Pumpkin puree is great for all sorts of baked goods such as pancakes, pies, cakes, donuts, and muffins.
Can I use Canned Pumpkin Puree?
Yes you can. fresh puree and canned puree are interchangeable at a 1:1 ratio. Just be sure to check the ingredients of the canned pumpkin puree and only purchase if it is 100% pure pumpkin. There will be a visual difference between fresh and canned pumpkin puree. Canned puree will have an intense orange hue, and appears less watery. Fresh pumpkin has a more delicate and natural appearance.

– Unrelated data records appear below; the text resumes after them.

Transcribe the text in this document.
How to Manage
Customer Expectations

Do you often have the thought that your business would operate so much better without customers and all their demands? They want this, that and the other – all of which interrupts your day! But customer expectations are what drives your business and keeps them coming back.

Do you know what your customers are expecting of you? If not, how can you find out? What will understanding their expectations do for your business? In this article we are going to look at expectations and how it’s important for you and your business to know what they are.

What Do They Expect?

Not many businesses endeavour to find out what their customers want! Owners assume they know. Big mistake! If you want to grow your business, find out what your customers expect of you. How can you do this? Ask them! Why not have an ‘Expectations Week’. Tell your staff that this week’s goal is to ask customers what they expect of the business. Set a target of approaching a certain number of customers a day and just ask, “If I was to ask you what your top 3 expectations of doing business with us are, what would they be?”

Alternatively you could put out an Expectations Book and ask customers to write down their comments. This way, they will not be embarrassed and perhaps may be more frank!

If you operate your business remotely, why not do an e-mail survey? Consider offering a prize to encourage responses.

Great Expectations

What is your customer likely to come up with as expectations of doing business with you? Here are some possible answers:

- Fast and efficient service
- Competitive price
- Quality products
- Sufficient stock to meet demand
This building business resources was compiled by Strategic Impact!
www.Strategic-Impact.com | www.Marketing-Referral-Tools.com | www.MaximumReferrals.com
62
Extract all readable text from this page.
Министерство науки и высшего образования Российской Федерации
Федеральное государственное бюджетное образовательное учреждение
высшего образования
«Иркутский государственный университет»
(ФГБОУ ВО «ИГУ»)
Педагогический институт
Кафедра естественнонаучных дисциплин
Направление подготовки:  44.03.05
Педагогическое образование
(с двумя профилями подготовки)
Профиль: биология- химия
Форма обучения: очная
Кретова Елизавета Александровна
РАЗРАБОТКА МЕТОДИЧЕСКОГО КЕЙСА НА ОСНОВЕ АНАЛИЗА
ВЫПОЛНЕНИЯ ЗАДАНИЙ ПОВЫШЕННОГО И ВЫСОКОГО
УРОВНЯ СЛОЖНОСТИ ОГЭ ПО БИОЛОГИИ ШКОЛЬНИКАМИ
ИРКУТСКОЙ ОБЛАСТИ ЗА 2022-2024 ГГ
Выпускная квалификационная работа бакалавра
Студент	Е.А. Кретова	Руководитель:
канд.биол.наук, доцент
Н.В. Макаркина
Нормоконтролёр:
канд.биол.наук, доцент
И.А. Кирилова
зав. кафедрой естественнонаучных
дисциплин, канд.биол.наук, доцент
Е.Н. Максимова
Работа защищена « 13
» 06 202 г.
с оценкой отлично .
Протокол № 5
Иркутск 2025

Canned pumpkin puree has an intense orange huge and appears less watery then fresh pumpkin puree




Pumpkin Bran Muffins
Prep Time: 5 min |
Cook time: 25 min
| Yield: 24 Cookies
INGREDIENTS
- 1 cup whole wheat flour
- 3/4 cup wheat bran
- 3/4 cup granulated sugar
- 1 1/2 tsp ground cinnamon
- 1 tsp baking soda
- 1 tsp baking powder
- 1/2 tsp salt
- 1/4 ground all spice
- 1/8 ground nutmeg
- 1 cup pumpkin puree
- 2 eggs
- 2/3 cup buttermilk
- 1/4 cup vegetable oil
- 1/4 cup raisins (optional)
DIRECTIONS
- Preheat oven to 400F and line a 12 cup muffin pan with muffin liners.
- in a medium sized bowl, whisk together flour, bran, sugar, cinnamon, baking powder, baking soda, salt, all spice, and nutmeg. set aside.
- In a small sized bowl, whisk together pumpkin, eggs, buttermilk, and oil.
- Mix the pumpkin mixture, into the flour mixture just until combined.
- Fold in raisins if using.
- Divide batter evenly in the prepared muffin tin and bake for 25-30 minutes or until a toothpick inserted in the center comes out with a few moist crumbs.
- Remove from oven and invert onto a wire rack to cool completely.
How to Store pumpkin Bran Muffins
Store baked muffins in an airtight container at room temperature for 3-4 days. To keep muffin tops from absorbing any excess moisture, line the bottom of the container with paper towel before placing the muffin inside in a single layer. Muffins can also be stored in a freezer safe container for up to 3 months.

Recipe notes
- You can use either fresh pumpkin purée, or canned purée. you can find canned pumpkin purée in the baking isle of your grocery store.
- If you purchase pumpkin puree, make sure you are using 100% pumpkin purée and not pumpkin pie filling.